2019 Central Region Championship

Tournament details
- City: Cochrane, Ontario
- Dates: 30 April - 4 May 2019
- Teams: 4
- Host team: Cochrane Crunch

Final positions
- Champions: Oakville Blades
- Runner-up: Hearst Lumberjacks

Tournament statistics
- Games played: 8
- Goals scored: 52 (6.5 per game)

= 2019 Dudley Hewitt Cup =

48th Central Canada Junior A ice hockey championship

The 2019 Dudley Hewitt Cup was the 48th Central Canada regional championship for the Canadian Junior Hockey League. The competition included the championship Oakville Blades of the OJHL, the Hearst Lumberjacks of the NOJHL, the Thunder Bay North Stars of the SIJHL, and host team, the Cochrane Crunch of the NOJHL. The Oakville Blades won the tournament and advanced to the 2019 National Junior A Hockey Championship in Brooks, Alberta.

==Teams==

The field of competition included the championship teams from the OJHL, the NOJHL, the SIJHL. The predetermined host team was also admitted to the tournament.

- Oakville Blades (OJHL)
Regular Season:44-5-2-4 (1st in OJHL West Division)
Playoffs: Defeated Brampton Admirals 4-1, Defeated Buffalo Jr. Sabres 4-1, Defeated Markham Royals 4-1, Defeated Wellington Dukes 4-0 to win league championship.

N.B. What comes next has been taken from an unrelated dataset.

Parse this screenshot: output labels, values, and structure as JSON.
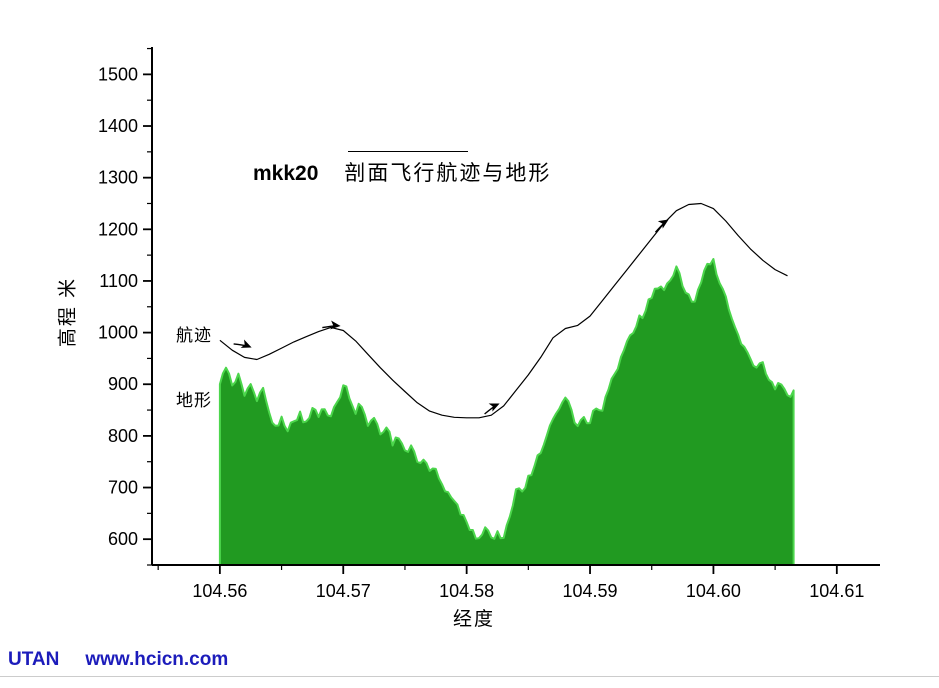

- Hearst Lumberjacks (NOJHL)
Regular Season:33-16-6-1 (1st in NOJHL East Division)
Playoffs: Defeated Timmins Rock 4-3, Defeated Powassan Voodoos 4-0, Defeated Soo Thunderbirds 4-3 to win league Championship.

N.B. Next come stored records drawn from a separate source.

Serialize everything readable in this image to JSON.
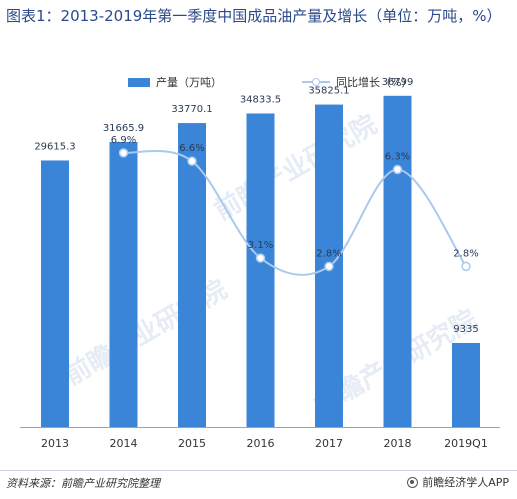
{
  "title": "图表1：2013-2019年第一季度中国成品油产量及增长（单位：万吨，%）",
  "legend": {
    "bar_label": "产量（万吨）",
    "line_label": "同比增长（%）"
  },
  "watermark": "前瞻产业研究院",
  "footer": {
    "source": "资料来源：前瞻产业研究院整理",
    "brand": "前瞻经济学人APP"
  },
  "colors": {
    "bar": "#3a85d8",
    "line": "#a9c9ef",
    "title": "#2b4a8a"
  },
  "chart_data": {
    "type": "bar",
    "categories": [
      "2013",
      "2014",
      "2015",
      "2016",
      "2017",
      "2018",
      "2019Q1"
    ],
    "series": [
      {
        "name": "产量（万吨）",
        "type": "bar",
        "values": [
          29615.3,
          31665.9,
          33770.1,
          34833.5,
          35825.1,
          36799,
          9335
        ],
        "labels": [
          "29615.3",
          "31665.9",
          "33770.1",
          "34833.5",
          "35825.1",
          "36799",
          "9335"
        ]
      },
      {
        "name": "同比增长（%）",
        "type": "line",
        "smooth": true,
        "values": [
          null,
          6.9,
          6.6,
          3.1,
          2.8,
          6.3,
          2.8
        ],
        "labels": [
          "",
          "6.9%",
          "6.6%",
          "3.1%",
          "2.8%",
          "6.3%",
          "2.8%"
        ]
      }
    ],
    "ylim_bar": [
      0,
      40000
    ],
    "ylim_line": [
      -3,
      10
    ],
    "grid": false,
    "legend_position": "top"
  }
}
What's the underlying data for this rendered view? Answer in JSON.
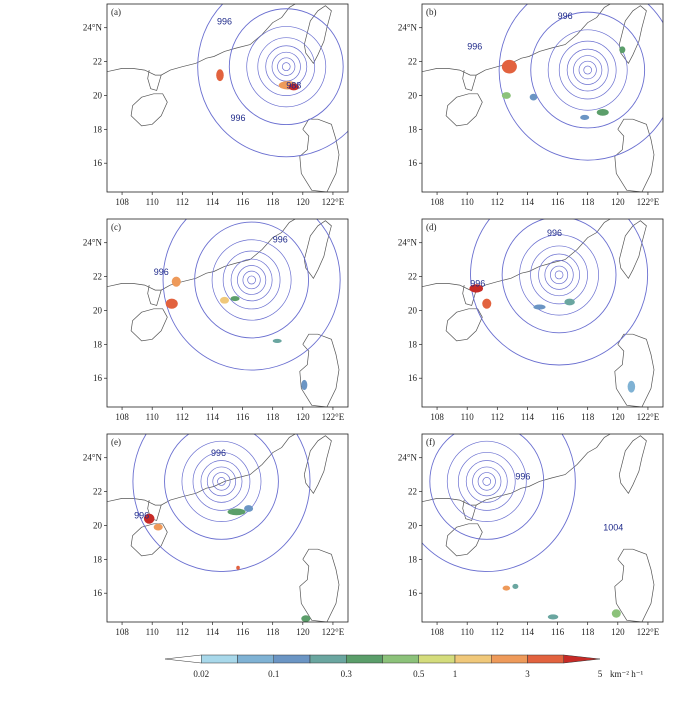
{
  "x_ticks": [
    "108",
    "110",
    "112",
    "114",
    "116",
    "118",
    "120",
    "122°E"
  ],
  "y_ticks": [
    "24°N",
    "22",
    "20",
    "18",
    "16"
  ],
  "lon_range": [
    107,
    123
  ],
  "lat_range": [
    14.3,
    25.4
  ],
  "panels": [
    {
      "label": "(a)",
      "show_yticks": true,
      "show_xticks": true,
      "isobar_labels": [
        {
          "text": "996",
          "lon": 114.8,
          "lat": 24.2
        },
        {
          "text": "988",
          "lon": 119.4,
          "lat": 20.4
        },
        {
          "text": "996",
          "lon": 115.7,
          "lat": 18.5
        }
      ],
      "center": [
        118.9,
        21.7
      ]
    },
    {
      "label": "(b)",
      "show_yticks": false,
      "show_xticks": true,
      "isobar_labels": [
        {
          "text": "996",
          "lon": 116.5,
          "lat": 24.5
        },
        {
          "text": "996",
          "lon": 110.5,
          "lat": 22.7
        }
      ],
      "center": [
        118.0,
        21.5
      ]
    },
    {
      "label": "(c)",
      "show_yticks": true,
      "show_xticks": true,
      "isobar_labels": [
        {
          "text": "996",
          "lon": 118.5,
          "lat": 24.0
        },
        {
          "text": "996",
          "lon": 110.6,
          "lat": 22.1
        }
      ],
      "center": [
        116.6,
        21.8
      ]
    },
    {
      "label": "(d)",
      "show_yticks": false,
      "show_xticks": true,
      "isobar_labels": [
        {
          "text": "996",
          "lon": 115.8,
          "lat": 24.4
        },
        {
          "text": "996",
          "lon": 110.7,
          "lat": 21.4
        }
      ],
      "center": [
        116.1,
        22.1
      ]
    },
    {
      "label": "(e)",
      "show_yticks": true,
      "show_xticks": true,
      "isobar_labels": [
        {
          "text": "996",
          "lon": 114.4,
          "lat": 24.1
        },
        {
          "text": "996",
          "lon": 109.3,
          "lat": 20.4
        }
      ],
      "center": [
        114.6,
        22.6
      ]
    },
    {
      "label": "(f)",
      "show_yticks": false,
      "show_xticks": true,
      "isobar_labels": [
        {
          "text": "996",
          "lon": 113.7,
          "lat": 22.7
        },
        {
          "text": "1004",
          "lon": 119.7,
          "lat": 19.7
        }
      ],
      "center": [
        111.3,
        22.6
      ]
    }
  ],
  "colorbar": {
    "tick_labels": [
      "0.02",
      "0.1",
      "0.3",
      "0.5",
      "1",
      "3",
      "5"
    ],
    "unit": "km⁻² h⁻¹",
    "colors": [
      "#ffffff",
      "#a8d8ea",
      "#7fb2d4",
      "#6b95c4",
      "#6aa6a0",
      "#5b9e6a",
      "#8cc27a",
      "#d4dc7c",
      "#f0c87a",
      "#ee9a5a",
      "#e2623e",
      "#c72a26"
    ]
  },
  "colors": {
    "isobar": "#6a6fd0",
    "coast": "#555555",
    "frame": "#222222"
  }
}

- Thunder Bay North Stars (SIJHL)
Regular Season:49-5-1-1 (1st in SJIHL)
Playoffs: Defeated Dryden Ice Dogs 4-1, Defeated Red Lake Miners 4-1.

- Cochrane Crunch (Host)
Regular Season: 31-20-1-4 (5th in NOJHL East Division)
Playoffs: Defeated by Timmins Rock 2-0.

==Tournament==

After the preliminary round robin, the undefeated Oakville Blades advanced to the final, the 2nd-place Cochrane Crunch and third-place Hearst Lumberjacks advanced to the semifinal, and the fourth-place Thunder Bay North Stars were eliminated from competition.

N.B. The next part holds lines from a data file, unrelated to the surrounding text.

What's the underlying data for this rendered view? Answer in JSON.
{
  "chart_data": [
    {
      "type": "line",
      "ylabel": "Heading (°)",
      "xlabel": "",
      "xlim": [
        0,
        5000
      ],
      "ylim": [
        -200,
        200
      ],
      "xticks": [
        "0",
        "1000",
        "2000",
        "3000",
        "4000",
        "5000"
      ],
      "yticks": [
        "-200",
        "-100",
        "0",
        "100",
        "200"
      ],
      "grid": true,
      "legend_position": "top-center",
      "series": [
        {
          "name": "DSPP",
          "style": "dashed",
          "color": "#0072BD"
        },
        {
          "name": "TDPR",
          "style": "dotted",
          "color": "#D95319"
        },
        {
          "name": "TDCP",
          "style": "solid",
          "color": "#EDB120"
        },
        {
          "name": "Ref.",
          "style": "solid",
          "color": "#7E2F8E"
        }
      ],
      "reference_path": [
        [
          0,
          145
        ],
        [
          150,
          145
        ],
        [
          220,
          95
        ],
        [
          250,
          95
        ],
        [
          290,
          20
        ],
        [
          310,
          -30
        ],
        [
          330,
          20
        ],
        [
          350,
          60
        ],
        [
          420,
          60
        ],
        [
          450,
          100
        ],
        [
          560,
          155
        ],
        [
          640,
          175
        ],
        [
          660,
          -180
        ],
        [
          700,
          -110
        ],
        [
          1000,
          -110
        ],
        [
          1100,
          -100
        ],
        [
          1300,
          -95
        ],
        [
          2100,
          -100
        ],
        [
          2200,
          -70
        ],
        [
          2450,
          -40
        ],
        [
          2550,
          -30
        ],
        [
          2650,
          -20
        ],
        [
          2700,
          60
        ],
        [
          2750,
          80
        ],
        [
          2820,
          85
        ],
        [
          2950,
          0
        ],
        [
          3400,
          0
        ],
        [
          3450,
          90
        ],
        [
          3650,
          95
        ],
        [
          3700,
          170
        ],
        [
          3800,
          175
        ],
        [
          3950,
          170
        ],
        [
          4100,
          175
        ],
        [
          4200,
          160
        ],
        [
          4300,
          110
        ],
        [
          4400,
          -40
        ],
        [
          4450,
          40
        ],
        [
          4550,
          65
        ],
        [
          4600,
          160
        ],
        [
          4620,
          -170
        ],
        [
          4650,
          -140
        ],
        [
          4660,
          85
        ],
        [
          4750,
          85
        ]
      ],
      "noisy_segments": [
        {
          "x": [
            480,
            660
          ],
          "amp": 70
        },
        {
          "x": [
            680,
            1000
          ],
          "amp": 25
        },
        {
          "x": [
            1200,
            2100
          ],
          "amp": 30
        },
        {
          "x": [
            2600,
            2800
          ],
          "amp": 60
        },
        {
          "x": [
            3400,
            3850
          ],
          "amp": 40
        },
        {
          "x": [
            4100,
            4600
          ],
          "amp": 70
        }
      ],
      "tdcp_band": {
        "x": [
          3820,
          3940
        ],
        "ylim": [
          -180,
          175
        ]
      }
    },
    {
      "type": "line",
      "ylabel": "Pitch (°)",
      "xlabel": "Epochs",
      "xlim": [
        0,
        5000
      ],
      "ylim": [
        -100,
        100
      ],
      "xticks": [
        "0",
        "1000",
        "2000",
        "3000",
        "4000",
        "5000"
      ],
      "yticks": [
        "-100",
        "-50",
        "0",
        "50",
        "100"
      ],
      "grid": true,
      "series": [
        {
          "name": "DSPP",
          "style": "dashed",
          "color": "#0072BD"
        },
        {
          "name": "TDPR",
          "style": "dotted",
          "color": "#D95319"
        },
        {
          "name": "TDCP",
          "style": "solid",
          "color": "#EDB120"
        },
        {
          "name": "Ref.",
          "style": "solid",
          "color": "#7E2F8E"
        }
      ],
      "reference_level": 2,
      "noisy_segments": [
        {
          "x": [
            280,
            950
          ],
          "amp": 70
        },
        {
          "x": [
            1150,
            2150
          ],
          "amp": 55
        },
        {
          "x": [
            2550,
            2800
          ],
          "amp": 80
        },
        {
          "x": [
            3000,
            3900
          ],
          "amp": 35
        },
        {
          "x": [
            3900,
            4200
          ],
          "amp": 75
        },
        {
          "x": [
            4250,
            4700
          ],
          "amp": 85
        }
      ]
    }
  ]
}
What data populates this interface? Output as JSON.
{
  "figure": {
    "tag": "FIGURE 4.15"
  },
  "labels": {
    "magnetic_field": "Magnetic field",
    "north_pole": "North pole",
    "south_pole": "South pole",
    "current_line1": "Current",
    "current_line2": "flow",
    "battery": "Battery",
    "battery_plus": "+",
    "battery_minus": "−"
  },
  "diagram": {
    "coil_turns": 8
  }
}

|  | Round robin | OB | CC | HL | TN |
| 1 | Oakville Blades |  | 6-2 | 4-2 | 9-4 |
| 2 | Cochrane Crunch | 2-6 |  | 5-4 | 4-1 |
| 3 | Hearst Lumberjacks | 2-4 | 4-5 |  | 3-0 |
| 4 | Thunder Bay North Stars | 4-9 | 1-4 | 0-3 |  |

===Semifinals and final===

The Hearst Lumberjacks shutout the Cochrane Crunch in the semifinal by a score of 6-0. The Oakville Blades won the tournament, after defeating the Lumberjacks by a score of 2-0 in the final, and advanced to the 2019 National Junior A Hockey Championship in Brooks, Alberta.